“Muros pranteiam. Só. Toda história é remorso” são os versos finais de “Museu da Inconfidência”, última das cinco subdivisões do poema “Estampas de Vila Rica”. Publicado em “Claro enigma” (1951), obra da maturidade poética de Carlos Drummond de Andrade, ele ganha leitura de Niura Bellavinha, que abre neste sábado (14/12) a exposição “Pranteio”, no Museu da Inconfidência.
Prantear é chorar por algo ou alguém. Não os muros, mas as janelas do museu de Ouro Preto vão prantear pelo passado colonial que não reconheceu as mulheres, escravizou os negros, perseguiu indígenas, pela mineração que assola o solo mineiro há séculos. “Elas representam a vida e a morte”, afirma Niura, sobre as seis pinturas “chorosas” nas janelas do edifício histórico.
“Nessas pinturas abstratas, trabalhei com o óxido de ferro (oriundo dos rejeitos da mineração), que verteram esse pigmento de tom avermelhado”, diz.
No segundo piso, em referência à obra de Aleijadinho e de Mestre Ataíde, a artista trabalhou com pigmentos vindos de meteoritos triturados, que garantem brilho prateado a telas cujas cores remetem ao Barroco.
Tais pinturas são apenas parte da exposição, que reúne 50 obras (entre telas e esculturas) produzidas no último ano. “Pranteio” é a primeira individual de uma mulher no Museu da Inconfidência, inaugurado em 1944 na antiga Casa de Câmara e Cadeia de Vila Rica. Integra o programa Intervenções de Arte Contemporânea.
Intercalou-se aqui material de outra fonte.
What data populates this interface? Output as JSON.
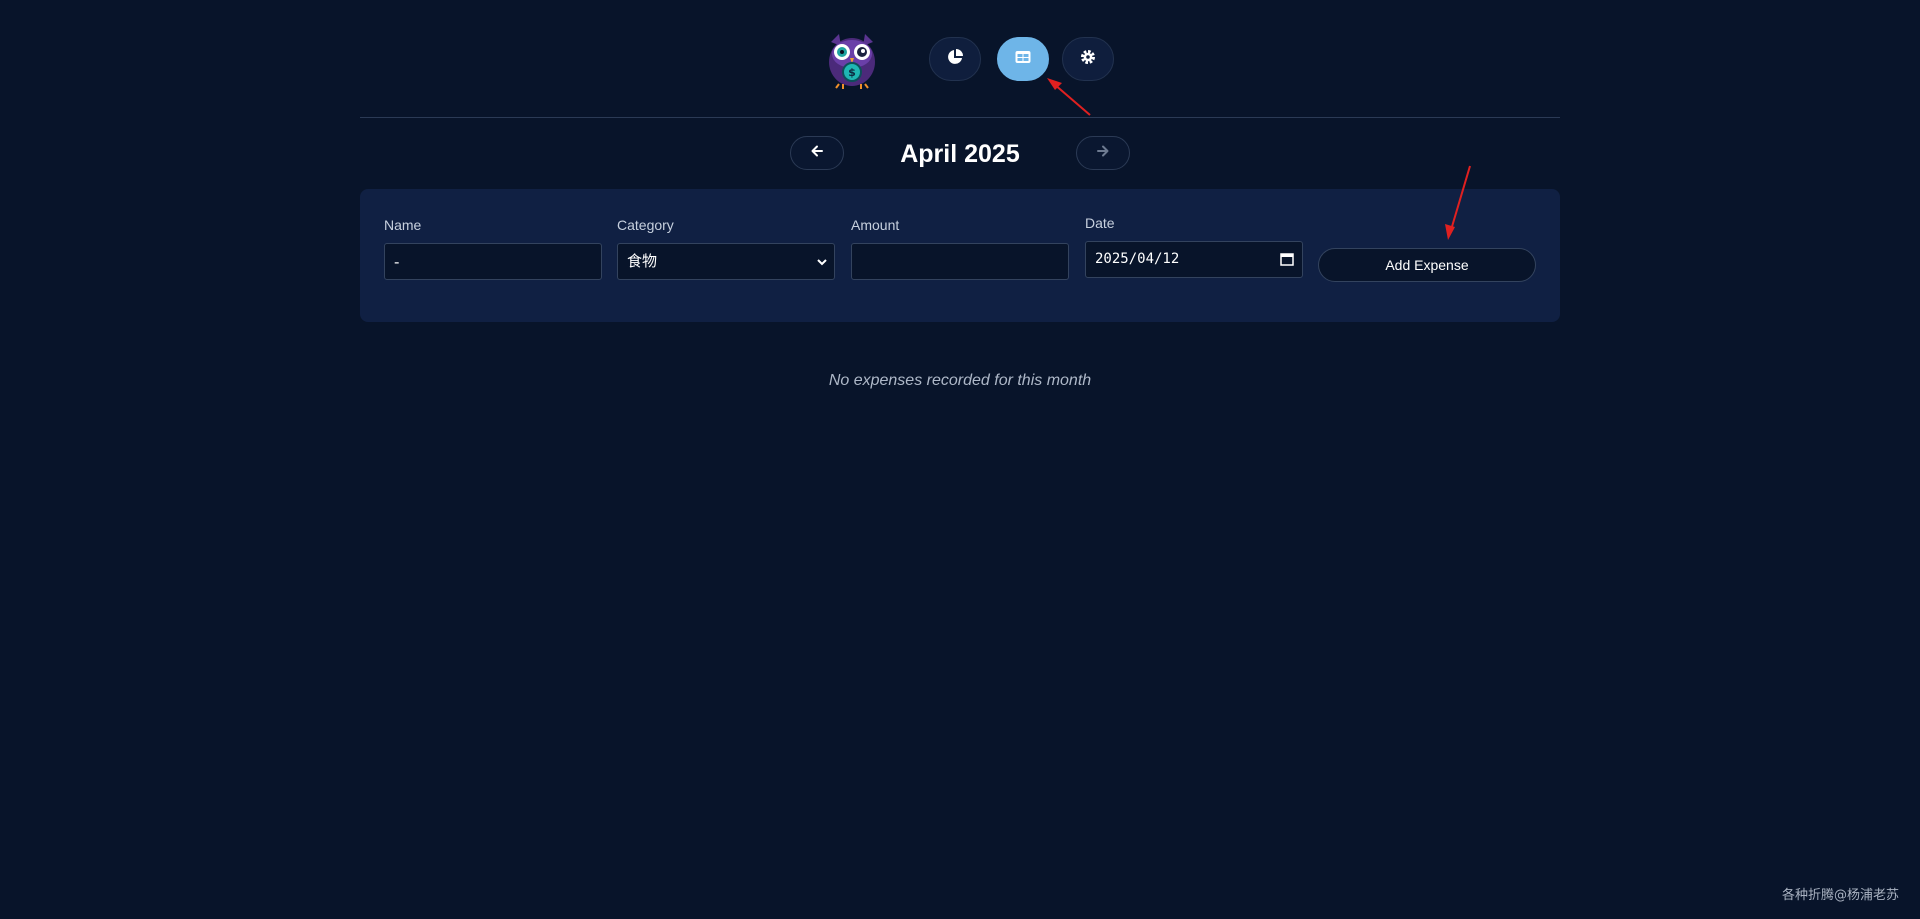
{
  "header": {
    "nav": [
      {
        "icon": "pie-chart-icon",
        "active": false
      },
      {
        "icon": "table-icon",
        "active": true
      },
      {
        "icon": "gear-icon",
        "active": false
      }
    ]
  },
  "month_nav": {
    "title": "April 2025"
  },
  "form": {
    "name_label": "Name",
    "name_value": "-",
    "category_label": "Category",
    "category_value": "食物",
    "amount_label": "Amount",
    "amount_value": "",
    "date_label": "Date",
    "date_value": "2025/04/12",
    "add_button": "Add Expense"
  },
  "empty_message": "No expenses recorded for this month",
  "watermark": "各种折腾@杨浦老苏",
  "colors": {
    "background": "#08142a",
    "card": "#102043",
    "active_nav": "#6eb5e8",
    "annotation_arrow": "#e02020"
  }
}
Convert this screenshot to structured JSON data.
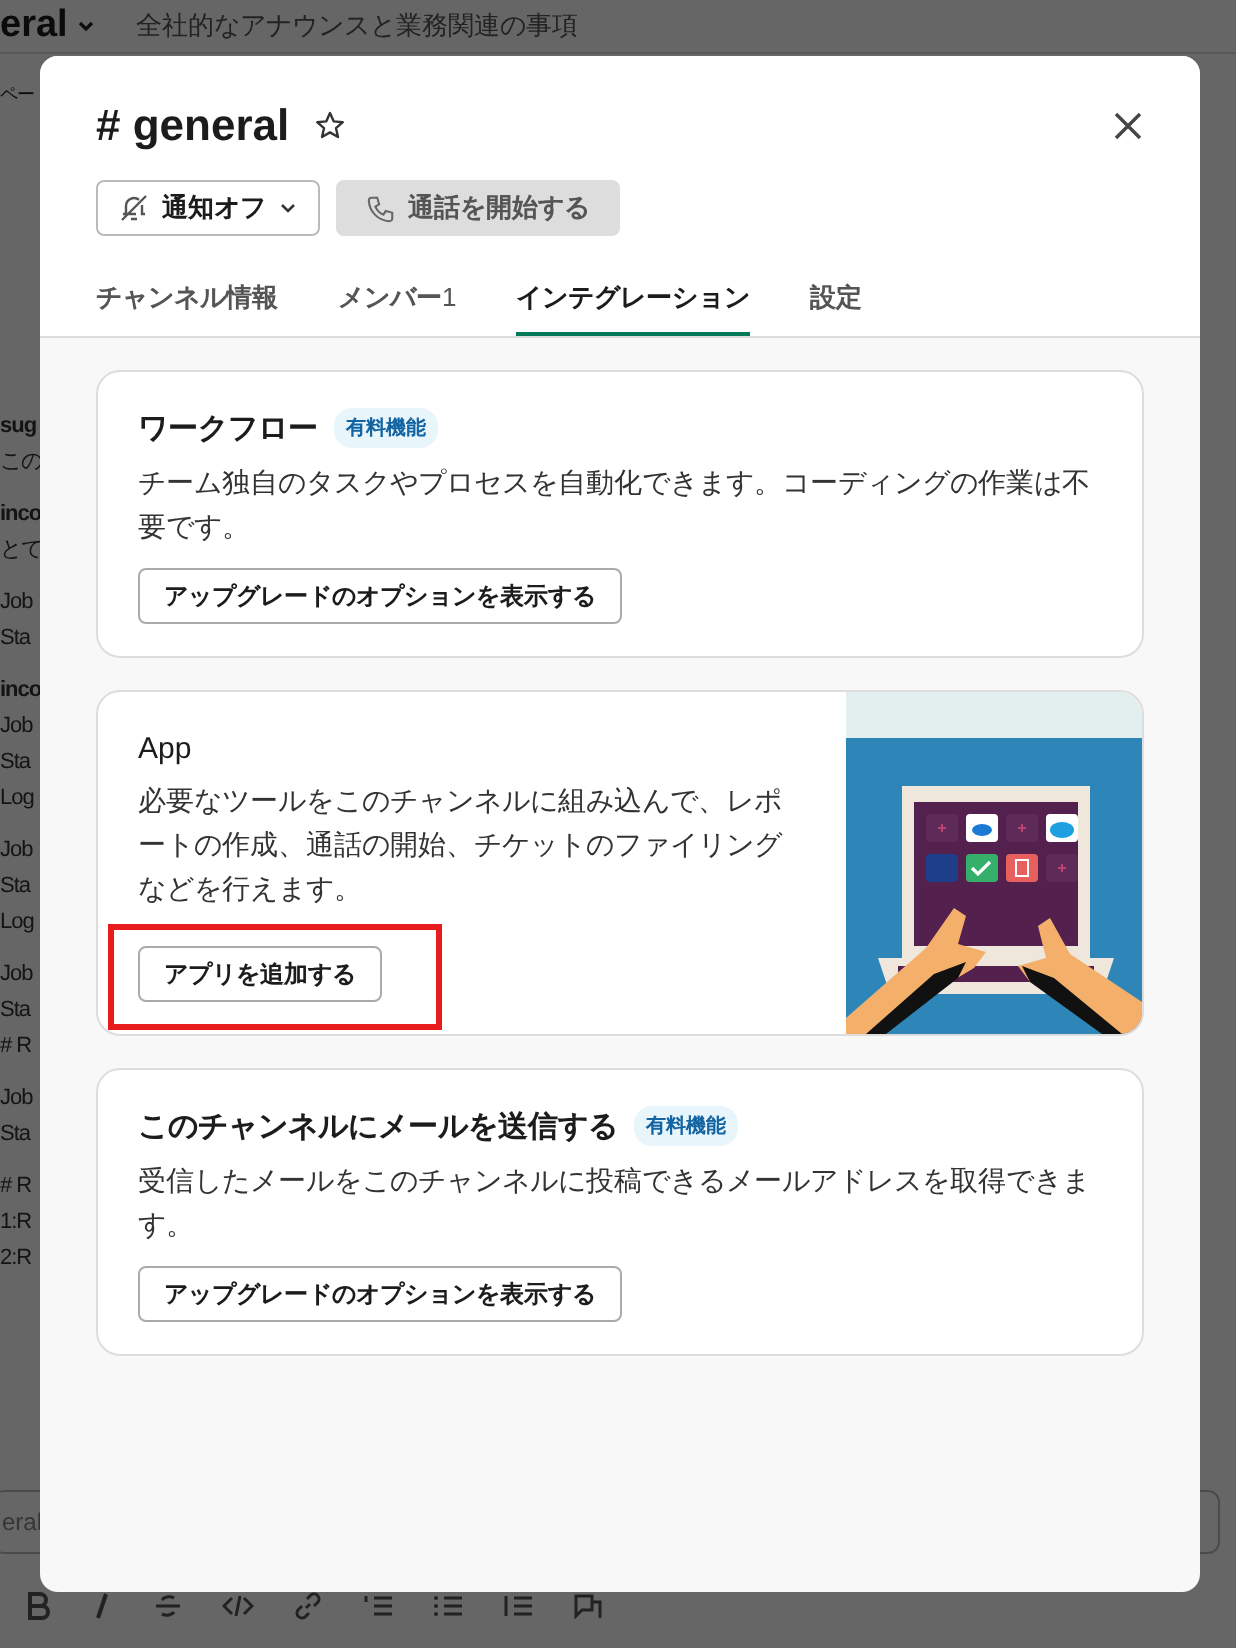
{
  "background": {
    "channel_name": "eral",
    "topic": "全社的なアナウンスと業務関連の事項",
    "side_label": "ペー",
    "composer_placeholder": "eral",
    "message_groups": [
      {
        "lines": [
          {
            "kind": "author",
            "text": "sug"
          },
          {
            "kind": "text",
            "text": "この"
          }
        ]
      },
      {
        "lines": [
          {
            "kind": "author",
            "text": "inco"
          },
          {
            "kind": "text",
            "text": "とて"
          }
        ]
      },
      {
        "lines": [
          {
            "kind": "text",
            "text": "Job"
          },
          {
            "kind": "text",
            "text": "Sta"
          }
        ]
      },
      {
        "lines": [
          {
            "kind": "author",
            "text": "inco"
          },
          {
            "kind": "text",
            "text": "Job"
          },
          {
            "kind": "text",
            "text": "Sta"
          },
          {
            "kind": "text",
            "text": "Log"
          }
        ]
      },
      {
        "lines": [
          {
            "kind": "text",
            "text": "Job"
          },
          {
            "kind": "text",
            "text": "Sta"
          },
          {
            "kind": "text",
            "text": "Log"
          }
        ]
      },
      {
        "lines": [
          {
            "kind": "text",
            "text": "Job"
          },
          {
            "kind": "text",
            "text": "Sta"
          },
          {
            "kind": "text",
            "text": "# R"
          }
        ]
      },
      {
        "lines": [
          {
            "kind": "text",
            "text": "Job"
          },
          {
            "kind": "text",
            "text": "Sta"
          }
        ]
      },
      {
        "lines": [
          {
            "kind": "text",
            "text": "# R"
          },
          {
            "kind": "text",
            "text": "1:R"
          },
          {
            "kind": "text",
            "text": "2:R"
          }
        ]
      }
    ]
  },
  "modal": {
    "title": "# general",
    "buttons": [
      {
        "kind": "notify",
        "label": "通知オフ"
      },
      {
        "kind": "call",
        "label": "通話を開始する"
      }
    ],
    "tabs": [
      {
        "label": "チャンネル情報",
        "selected": false
      },
      {
        "label": "メンバー",
        "count": "1",
        "selected": false
      },
      {
        "label": "インテグレーション",
        "selected": true
      },
      {
        "label": "設定",
        "selected": false
      }
    ],
    "cards": [
      {
        "kind": "feature",
        "title": "ワークフロー",
        "badge": "有料機能",
        "description": "チーム独自のタスクやプロセスを自動化できます。コーディングの作業は不要です。",
        "button": "アップグレードのオプションを表示する",
        "highlighted": false
      },
      {
        "kind": "app",
        "title": "App",
        "description": "必要なツールをこのチャンネルに組み込んで、レポートの作成、通話の開始、チケットのファイリングなどを行えます。",
        "button": "アプリを追加する",
        "highlighted": true
      },
      {
        "kind": "feature",
        "title": "このチャンネルにメールを送信する",
        "badge": "有料機能",
        "description": "受信したメールをこのチャンネルに投稿できるメールアドレスを取得できます。",
        "button": "アップグレードのオプションを表示する",
        "highlighted": false
      }
    ]
  }
}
“A ideia é levar outras vozes para a instituição. Muitos museus históricos têm visita única, um programa como esse faz com que as pessoas voltem a visitá-lo”, explica a curadora Ana Avelar. “As pessoas vão perceber o que tem de crítica ou de comentário aos aspectos históricos, pois é um museu em que se discute a identidade nacional”, acrescenta.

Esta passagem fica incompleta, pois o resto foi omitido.